Friday, December 12th, 2008
Movies Online

A Boy and His Dog is a short story by Harlan Ellison which was also the basis of a 1974 post-apocalyptic science fiction film of the same name directed by L. Q. Jones. The story was first published in 1969. A revised and expanded version was printed in Ellison’s 1976 story collection The Beast that Shouted Love at the Heart of the World, and Ellison continued the story in the graphic novel Vic and Blood which was illustrated by Richard Corben. The film version is often cited as an inspiration for George Miller’s Mad Max though Miller said he had not seen Jones’ film until after he had completed his own. The film was also distributed after the initial run under the name, Psycho Boy and His Killer Dog, among other titles.

Plot

This is a post-apocalyptic tale in which the earth’s surface has been devastated by nuclear war, and the few survivors who remain above ground must forage and fight for food, ammunition, and women. Of these necessities, women are the rarest; most survivors are male because while the males were off fighting the war, their leaders bombed their enemies’ cities and destroyed their homes.

The main character, Vic (Don Johnson), is an 18-year-old boy focused on stealing food and fulfilling his sexual needs. He is accompanied by a well-read and wise-cracking telepathic dog named Blood, an “experienced female provider”. Blood was voiced by Tim McIntire.

In addition to locating women for Vic to rape, Blood also has the unenviable task of trying to educate Vic and keep him safe from harm. Blood is the result of human genetic experimentation, which resulted in an intelligent canine mutation with telepathic abilities. However, the only human Blood can communicate with is Vic, whom Blood refers to as “Albert” as a “term of endearment”. In the graphic novel “Vic and Blood”, Blood explains: “I get such a kick out of calling him Albert – after Albert Payson Terhune, who wrote all those stupid dog books in which we noble creatures were pets, always being saved by some sappy human – it is my best gambit to make him scream.” Blood’s opinion of the human race is not generally a positive one. As Blood notes, “human sex is an ugly thing”.

Most of civilization has gone into the “downunder”, a subsurface setting. One underground city, Topeka, fashioned in a mockery of 1950s rural innocence and brave-new-worldian madness, solves its need for exogamous reproduction by forcibly extracting fluids from sperm donors. But the city is running low on viable donors. Quilla June (Susanne Benton), the daughter of one of Topeka’s committee leaders, is sent to the surface to bait Vic into “service”. Vic takes leave of his lifelong friend Blood and pursues the young lady into the downunder. He soon learns the harsh reality of the authoritarian committee and of its need for his semen.

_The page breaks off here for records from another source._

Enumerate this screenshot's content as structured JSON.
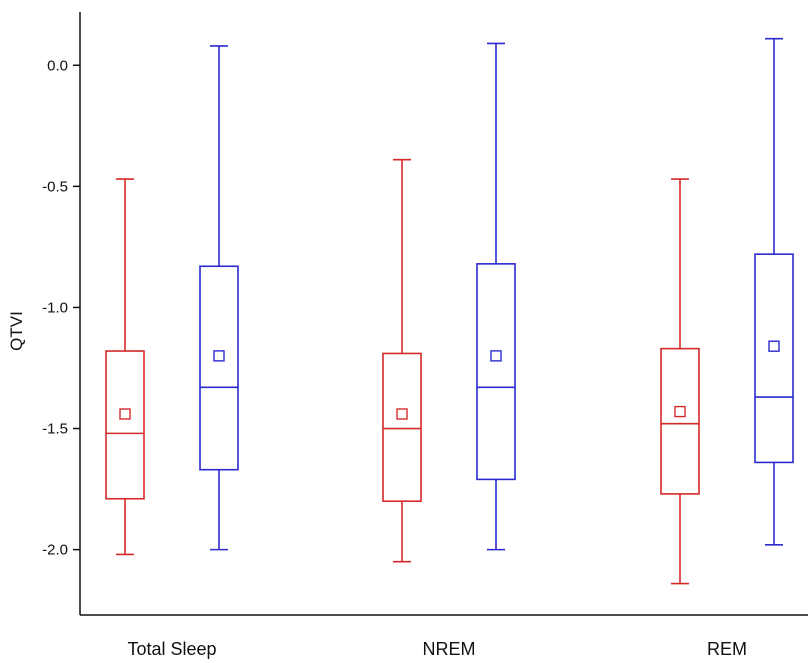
{
  "chart_data": {
    "type": "box",
    "ylabel": "QTVI",
    "xlabel": "",
    "ylim": [
      -2.27,
      0.22
    ],
    "yticks": [
      0.0,
      -0.5,
      -1.0,
      -1.5,
      -2.0
    ],
    "ytick_labels": [
      "0.0",
      "-0.5",
      "-1.0",
      "-1.5",
      "-2.0"
    ],
    "categories": [
      "Total Sleep",
      "NREM",
      "REM"
    ],
    "series": [
      {
        "color": "#d62a2a",
        "boxes": [
          {
            "whisker_low": -2.02,
            "q1": -1.79,
            "median": -1.52,
            "q3": -1.18,
            "whisker_high": -0.47,
            "mean": -1.44
          },
          {
            "whisker_low": -2.05,
            "q1": -1.8,
            "median": -1.5,
            "q3": -1.19,
            "whisker_high": -0.39,
            "mean": -1.44
          },
          {
            "whisker_low": -2.14,
            "q1": -1.77,
            "median": -1.48,
            "q3": -1.17,
            "whisker_high": -0.47,
            "mean": -1.43
          }
        ]
      },
      {
        "color": "#2b2bd0",
        "boxes": [
          {
            "whisker_low": -2.0,
            "q1": -1.67,
            "median": -1.33,
            "q3": -0.83,
            "whisker_high": 0.08,
            "mean": -1.2
          },
          {
            "whisker_low": -2.0,
            "q1": -1.71,
            "median": -1.33,
            "q3": -0.82,
            "whisker_high": 0.09,
            "mean": -1.2
          },
          {
            "whisker_low": -1.98,
            "q1": -1.64,
            "median": -1.37,
            "q3": -0.78,
            "whisker_high": 0.11,
            "mean": -1.16
          }
        ]
      }
    ]
  }
}
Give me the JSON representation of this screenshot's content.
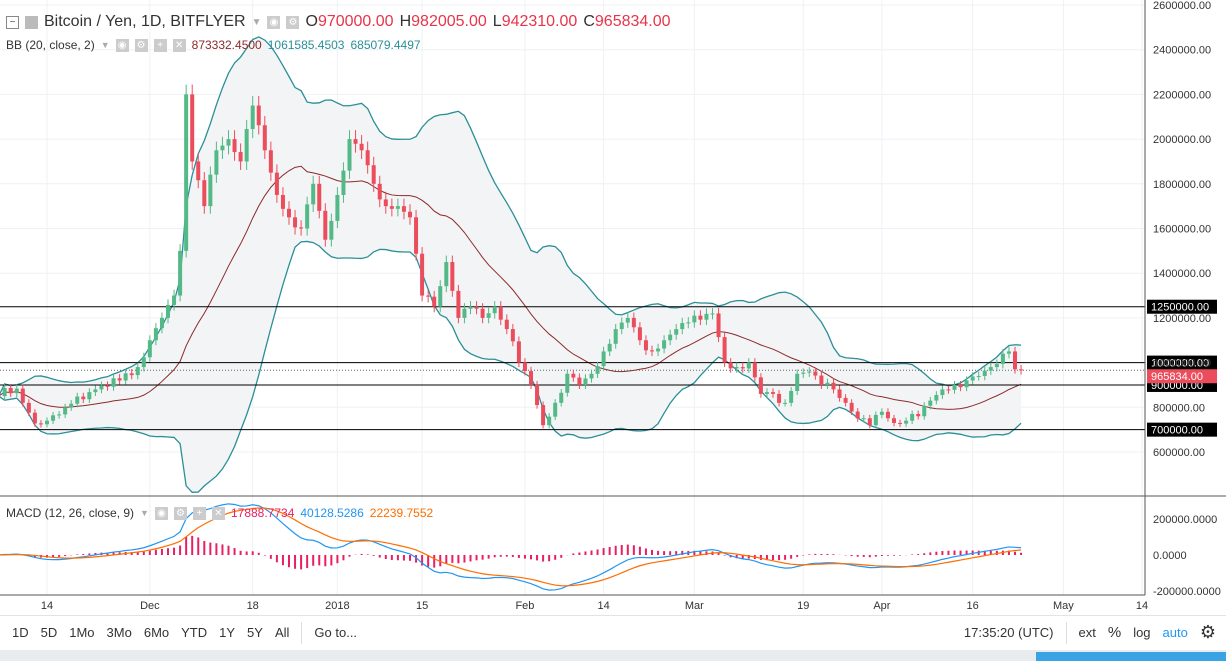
{
  "header": {
    "symbol": "Bitcoin / Yen, 1D, BITFLYER",
    "o_label": "O",
    "o": "970000.00",
    "h_label": "H",
    "h": "982005.00",
    "l_label": "L",
    "l": "942310.00",
    "c_label": "C",
    "c": "965834.00"
  },
  "bb": {
    "label": "BB (20, close, 2)",
    "basis": "873332.4500",
    "upper": "1061585.4503",
    "lower": "685079.4497"
  },
  "macd": {
    "label": "MACD (12, 26, close, 9)",
    "hist": "17888.7734",
    "macd": "40128.5286",
    "signal": "22239.7552"
  },
  "price_axis": [
    "2600000.00",
    "2400000.00",
    "2200000.00",
    "2000000.00",
    "1800000.00",
    "1600000.00",
    "1400000.00",
    "1200000.00",
    "1000000.00",
    "800000.00",
    "600000.00"
  ],
  "macd_axis": [
    "200000.0000",
    "0.0000",
    "-200000.0000"
  ],
  "levels": [
    {
      "label": "1250000.00",
      "value": 1250000
    },
    {
      "label": "1000000.00",
      "value": 1000000
    },
    {
      "label": "900000.00",
      "value": 900000
    },
    {
      "label": "700000.00",
      "value": 700000
    }
  ],
  "last_price": {
    "label": "965834.00",
    "value": 965834,
    "color": "#eb4d5c"
  },
  "time_axis": [
    {
      "label": "14",
      "day": 0
    },
    {
      "label": "Dec",
      "day": 17
    },
    {
      "label": "18",
      "day": 34
    },
    {
      "label": "2018",
      "day": 48
    },
    {
      "label": "15",
      "day": 62
    },
    {
      "label": "Feb",
      "day": 79
    },
    {
      "label": "14",
      "day": 92
    },
    {
      "label": "Mar",
      "day": 107
    },
    {
      "label": "19",
      "day": 125
    },
    {
      "label": "Apr",
      "day": 138
    },
    {
      "label": "16",
      "day": 153
    },
    {
      "label": "May",
      "day": 168
    },
    {
      "label": "14",
      "day": 181
    }
  ],
  "toolbar": {
    "ranges": [
      "1D",
      "5D",
      "1Mo",
      "3Mo",
      "6Mo",
      "YTD",
      "1Y",
      "5Y",
      "All"
    ],
    "goto": "Go to...",
    "time": "17:35:20 (UTC)",
    "ext": "ext",
    "pct": "%",
    "log": "log",
    "auto": "auto"
  },
  "colors": {
    "up": "#53b987",
    "down": "#eb4d5c",
    "bb_line": "#2a8f97",
    "bb_basis": "#8b2a2a",
    "macd": "#2196f3",
    "signal": "#ff6d00",
    "hist": "#e91e63"
  },
  "chart_data": {
    "type": "candlestick",
    "anchors": [
      [
        -8,
        850000
      ],
      [
        -4,
        820000
      ],
      [
        0,
        740000
      ],
      [
        3,
        800000
      ],
      [
        8,
        880000
      ],
      [
        12,
        920000
      ],
      [
        15,
        980000
      ],
      [
        17,
        1100000
      ],
      [
        19,
        1200000
      ],
      [
        21,
        1300000
      ],
      [
        22,
        1500000
      ],
      [
        23,
        2200000
      ],
      [
        24,
        1900000
      ],
      [
        26,
        1700000
      ],
      [
        28,
        1950000
      ],
      [
        30,
        2000000
      ],
      [
        32,
        1900000
      ],
      [
        34,
        2150000
      ],
      [
        36,
        1950000
      ],
      [
        38,
        1750000
      ],
      [
        40,
        1650000
      ],
      [
        42,
        1600000
      ],
      [
        44,
        1800000
      ],
      [
        46,
        1550000
      ],
      [
        48,
        1750000
      ],
      [
        50,
        2000000
      ],
      [
        52,
        1950000
      ],
      [
        54,
        1800000
      ],
      [
        56,
        1700000
      ],
      [
        58,
        1700000
      ],
      [
        60,
        1650000
      ],
      [
        62,
        1300000
      ],
      [
        64,
        1250000
      ],
      [
        66,
        1450000
      ],
      [
        68,
        1200000
      ],
      [
        70,
        1250000
      ],
      [
        72,
        1200000
      ],
      [
        74,
        1250000
      ],
      [
        76,
        1150000
      ],
      [
        78,
        1000000
      ],
      [
        80,
        900000
      ],
      [
        82,
        720000
      ],
      [
        84,
        820000
      ],
      [
        86,
        950000
      ],
      [
        88,
        900000
      ],
      [
        90,
        950000
      ],
      [
        92,
        1050000
      ],
      [
        94,
        1150000
      ],
      [
        96,
        1200000
      ],
      [
        98,
        1100000
      ],
      [
        100,
        1050000
      ],
      [
        102,
        1100000
      ],
      [
        104,
        1150000
      ],
      [
        106,
        1180000
      ],
      [
        110,
        1220000
      ],
      [
        112,
        1000000
      ],
      [
        114,
        980000
      ],
      [
        116,
        1000000
      ],
      [
        118,
        860000
      ],
      [
        120,
        860000
      ],
      [
        122,
        820000
      ],
      [
        124,
        950000
      ],
      [
        126,
        960000
      ],
      [
        128,
        900000
      ],
      [
        130,
        880000
      ],
      [
        132,
        820000
      ],
      [
        134,
        750000
      ],
      [
        136,
        720000
      ],
      [
        138,
        780000
      ],
      [
        140,
        730000
      ],
      [
        142,
        740000
      ],
      [
        144,
        760000
      ],
      [
        146,
        830000
      ],
      [
        148,
        880000
      ],
      [
        150,
        900000
      ],
      [
        152,
        920000
      ],
      [
        154,
        940000
      ],
      [
        156,
        980000
      ],
      [
        158,
        1040000
      ],
      [
        159,
        1050000
      ],
      [
        160,
        970000
      ],
      [
        161,
        965834
      ]
    ],
    "ylim": [
      600000,
      2600000
    ]
  }
}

Quilla June, along with a few other rebellious teenagers, have other plans for Vic. They free him from captivity and beg him to kill the committee members and their android enforcer Michael, thus leaving Quilla June in power. Vic, however, has interest in neither politics nor in remaining underground. The rebellious teenagers are all sentenced to death. Quilla June and Vic manage to disable the pursuing Michael and then escape to the surface. Above ground, they find that Blood is near death. Vic faces a difficult situation, and in a surprise ending, it is assumed he kills his new love and cooks her to save Blood. She only disappears and the dialog implies her fate.